JAKARTA – Saat mengalami batuk dan pilek, tubuh berisiko mengalami dehidrasi akibat kehilangan banyak cairan. Kehilangan cairan ini bisa disebabkan oleh demam, keringat, ingus, atau karena kurangnya nafsu makan dan minum. Untuk menjaga hidrasi tubuh saat flu, disarankan banyak minum air.
Dalam wawancara dengan Hindustan Times yang tayang pada Senin (4/11/2024), Dr. Abdul Majid Khan dari Olive Hospital di Hyderabad menjelaskan bahwa dehidrasi terjadi ketika tubuh kehilangan cairan lebih banyak dari yang diterima, baik karena kehilangan cairan yang berlebihan maupun asupan cairan yang kurang.
Semua cairan yang hilang mengandung elektrolit dengan jumlah yang bervariasi, sehingga kehilangan cairan selalu diikuti dengan hilangnya elektrolit.
“Pada infeksi saluran pernapasan atas, demam itu sendiri menyebabkan dehidrasi karena menyebabkan keringat berlebih dan peningkatan pernapasan. Selanjutnya, karena tubuh mengonsumsi energi untuk melawan infeksi, peningkatan kebutuhan energi dapat menyebabkan defisit energi,” kata Khan.
Ia menambahkan bahwa sakit tenggorokan yang umum terjadi saat infeksi saluran pernapasan atas bisa mengurangi asupan cairan dan berujung pada dehidrasi.
“Defisit tersebut semakin parah karena asupan makanan dan cairan yang tidak memadai secara kumulatif menyebabkan defisit energi, elektrolit cairan,” ujarnya.
Menurutnya, kekurangan cairan, elektrolit, dan energi saat terinfeksi virus dan infeksi saluran pernapasan atas dapat menyebabkan nyeri otot, kram, dan kelemahan otot.
“Selain itu, dehidrasi dapat menyebabkan penebalan sekresi yang membuatnya menjadi sulit dikeluarkan dari paru-paru,” tuturnya.

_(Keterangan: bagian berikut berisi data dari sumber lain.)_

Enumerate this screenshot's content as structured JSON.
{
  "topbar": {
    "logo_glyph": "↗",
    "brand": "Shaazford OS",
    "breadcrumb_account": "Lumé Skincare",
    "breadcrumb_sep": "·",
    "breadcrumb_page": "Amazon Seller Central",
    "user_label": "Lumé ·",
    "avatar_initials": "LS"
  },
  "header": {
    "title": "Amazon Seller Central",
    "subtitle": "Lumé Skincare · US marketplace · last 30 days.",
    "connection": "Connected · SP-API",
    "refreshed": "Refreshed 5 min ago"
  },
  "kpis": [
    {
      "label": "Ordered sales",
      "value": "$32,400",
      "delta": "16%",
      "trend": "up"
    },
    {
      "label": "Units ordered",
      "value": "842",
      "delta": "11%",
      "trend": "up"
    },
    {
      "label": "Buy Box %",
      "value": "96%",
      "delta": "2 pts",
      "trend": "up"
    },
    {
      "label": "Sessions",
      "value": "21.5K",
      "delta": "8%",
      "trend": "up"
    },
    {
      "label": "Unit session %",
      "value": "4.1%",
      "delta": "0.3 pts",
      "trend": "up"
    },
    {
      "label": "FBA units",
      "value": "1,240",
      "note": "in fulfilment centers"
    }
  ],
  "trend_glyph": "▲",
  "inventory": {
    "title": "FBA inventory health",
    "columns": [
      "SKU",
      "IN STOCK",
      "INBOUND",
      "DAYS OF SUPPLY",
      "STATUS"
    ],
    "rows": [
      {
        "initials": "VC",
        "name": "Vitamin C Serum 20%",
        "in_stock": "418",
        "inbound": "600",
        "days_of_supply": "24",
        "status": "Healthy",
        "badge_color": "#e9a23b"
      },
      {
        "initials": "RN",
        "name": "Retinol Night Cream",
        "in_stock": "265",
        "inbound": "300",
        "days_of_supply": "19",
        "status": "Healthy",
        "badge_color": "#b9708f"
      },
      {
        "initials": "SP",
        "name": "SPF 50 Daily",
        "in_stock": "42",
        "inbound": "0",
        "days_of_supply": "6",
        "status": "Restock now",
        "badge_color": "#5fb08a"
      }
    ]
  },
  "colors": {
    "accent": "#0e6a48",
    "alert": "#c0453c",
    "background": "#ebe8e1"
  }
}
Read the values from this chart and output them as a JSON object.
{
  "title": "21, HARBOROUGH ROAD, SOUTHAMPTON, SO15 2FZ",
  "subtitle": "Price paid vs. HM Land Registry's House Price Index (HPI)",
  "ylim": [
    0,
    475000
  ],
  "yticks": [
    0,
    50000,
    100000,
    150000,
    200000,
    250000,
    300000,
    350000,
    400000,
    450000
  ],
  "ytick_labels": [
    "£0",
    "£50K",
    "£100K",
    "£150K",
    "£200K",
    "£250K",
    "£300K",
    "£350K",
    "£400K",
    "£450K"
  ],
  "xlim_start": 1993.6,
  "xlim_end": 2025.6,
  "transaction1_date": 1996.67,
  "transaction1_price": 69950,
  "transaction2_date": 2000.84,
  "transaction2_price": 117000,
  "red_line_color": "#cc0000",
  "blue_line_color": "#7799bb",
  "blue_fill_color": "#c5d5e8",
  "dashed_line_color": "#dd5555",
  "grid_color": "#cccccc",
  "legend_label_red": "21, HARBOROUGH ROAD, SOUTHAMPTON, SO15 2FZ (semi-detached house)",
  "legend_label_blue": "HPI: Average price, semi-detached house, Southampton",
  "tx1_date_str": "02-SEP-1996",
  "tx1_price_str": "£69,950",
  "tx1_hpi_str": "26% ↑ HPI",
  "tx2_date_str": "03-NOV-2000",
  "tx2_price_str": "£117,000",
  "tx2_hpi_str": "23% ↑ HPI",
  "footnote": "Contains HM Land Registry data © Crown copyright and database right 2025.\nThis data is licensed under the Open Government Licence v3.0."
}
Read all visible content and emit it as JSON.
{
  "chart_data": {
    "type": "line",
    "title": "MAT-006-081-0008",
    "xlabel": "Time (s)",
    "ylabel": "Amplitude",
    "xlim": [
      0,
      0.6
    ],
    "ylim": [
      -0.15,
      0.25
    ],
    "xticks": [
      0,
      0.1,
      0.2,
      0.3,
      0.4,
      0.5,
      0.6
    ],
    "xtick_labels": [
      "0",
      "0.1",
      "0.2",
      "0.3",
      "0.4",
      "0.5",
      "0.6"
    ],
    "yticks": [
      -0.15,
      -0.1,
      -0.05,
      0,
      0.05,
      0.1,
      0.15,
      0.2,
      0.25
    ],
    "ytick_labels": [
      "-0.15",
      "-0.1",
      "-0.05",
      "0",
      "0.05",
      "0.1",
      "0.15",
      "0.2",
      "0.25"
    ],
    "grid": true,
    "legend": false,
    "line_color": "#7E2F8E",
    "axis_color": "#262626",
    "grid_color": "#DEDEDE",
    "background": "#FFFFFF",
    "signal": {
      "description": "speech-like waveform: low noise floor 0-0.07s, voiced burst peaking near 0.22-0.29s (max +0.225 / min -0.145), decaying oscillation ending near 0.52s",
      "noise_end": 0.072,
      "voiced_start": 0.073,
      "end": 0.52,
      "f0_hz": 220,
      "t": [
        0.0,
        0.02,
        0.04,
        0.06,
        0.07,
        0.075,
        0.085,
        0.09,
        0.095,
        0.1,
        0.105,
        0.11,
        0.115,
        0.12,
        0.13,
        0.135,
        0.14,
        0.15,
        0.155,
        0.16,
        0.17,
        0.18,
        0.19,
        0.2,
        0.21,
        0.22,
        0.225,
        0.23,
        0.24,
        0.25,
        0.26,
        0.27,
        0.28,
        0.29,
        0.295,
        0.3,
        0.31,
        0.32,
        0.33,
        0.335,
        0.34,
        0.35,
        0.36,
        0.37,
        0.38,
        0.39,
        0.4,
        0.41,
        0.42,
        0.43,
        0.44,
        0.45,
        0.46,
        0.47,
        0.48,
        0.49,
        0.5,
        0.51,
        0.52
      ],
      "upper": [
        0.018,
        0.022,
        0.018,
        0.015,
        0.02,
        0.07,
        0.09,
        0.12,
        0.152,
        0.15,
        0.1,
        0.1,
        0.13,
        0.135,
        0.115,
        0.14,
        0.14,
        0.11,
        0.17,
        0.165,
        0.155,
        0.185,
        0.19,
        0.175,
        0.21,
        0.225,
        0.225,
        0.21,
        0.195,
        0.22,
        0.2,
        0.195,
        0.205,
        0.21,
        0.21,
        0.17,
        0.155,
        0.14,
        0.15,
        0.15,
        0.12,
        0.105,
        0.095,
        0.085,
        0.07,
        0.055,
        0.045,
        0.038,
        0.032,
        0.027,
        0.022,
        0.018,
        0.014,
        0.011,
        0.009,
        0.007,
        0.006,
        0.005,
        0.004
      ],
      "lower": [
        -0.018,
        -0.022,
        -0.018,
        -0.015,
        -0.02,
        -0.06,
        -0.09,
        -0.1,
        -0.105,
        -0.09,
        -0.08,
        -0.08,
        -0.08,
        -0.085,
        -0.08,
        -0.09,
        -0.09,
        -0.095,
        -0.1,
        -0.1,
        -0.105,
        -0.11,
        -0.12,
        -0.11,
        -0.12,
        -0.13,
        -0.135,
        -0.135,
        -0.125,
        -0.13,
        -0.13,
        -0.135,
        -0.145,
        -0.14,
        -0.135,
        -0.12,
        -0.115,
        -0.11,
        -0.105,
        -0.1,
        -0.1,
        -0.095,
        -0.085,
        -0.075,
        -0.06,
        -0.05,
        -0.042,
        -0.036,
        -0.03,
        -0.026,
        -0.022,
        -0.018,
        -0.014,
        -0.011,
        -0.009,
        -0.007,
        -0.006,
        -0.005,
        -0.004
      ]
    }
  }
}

Ia juga menekankan bahwa dehidrasi berdampak negatif pada gejala pernapasan, seperti batuk, dapat melemahkan sistem kekebalan tubuh, menunda pemulihan, dan meningkatkan risiko infeksi berulang.
Khan menjelaskan bahwa pemberian suplemen elektrolit dan energi kepada pasien dengan infeksi saluran pernapasan atas bisa mempercepat proses pemulihan.
American Society of Parenteral and Enteral Nutrition (APSEN) merekomendasikan untuk mengonsumsi 60-120 ml cairan bening yang mengandung elektrolit dan kalori setiap 15 menit untuk membantu mengencerkan sekresi pernapasan selama sakit.
Khan juga mengatakan bahwa mengonsumsi elektrolit bersama air bisa meredakan nyeri otot dan kram selama infeksi.
Ia menyarankan agar selama mengalami infeksi, asupan karbohidrat tetap dijaga untuk mencegah tubuh memecah protein otot sebagai sumber energi.
Pada kondisi seperti demam, mengonsumsi minuman yang kaya elektrolit dan energi dapat membantu dalam proses pemulihan.
Khan menekankan pentingnya mengembalikan cairan, elektrolit, dan energi dengan cara yang tepat agar pasien bisa pulih lebih cepat.
“Sebaiknya berkonsultasi dengan dokter jika mengalami demam tinggi, batuk, nyeri otot yang terus-menerus, atau gejala dehidrasi seperti lidah kering, urine berwarna gelap,” katanya.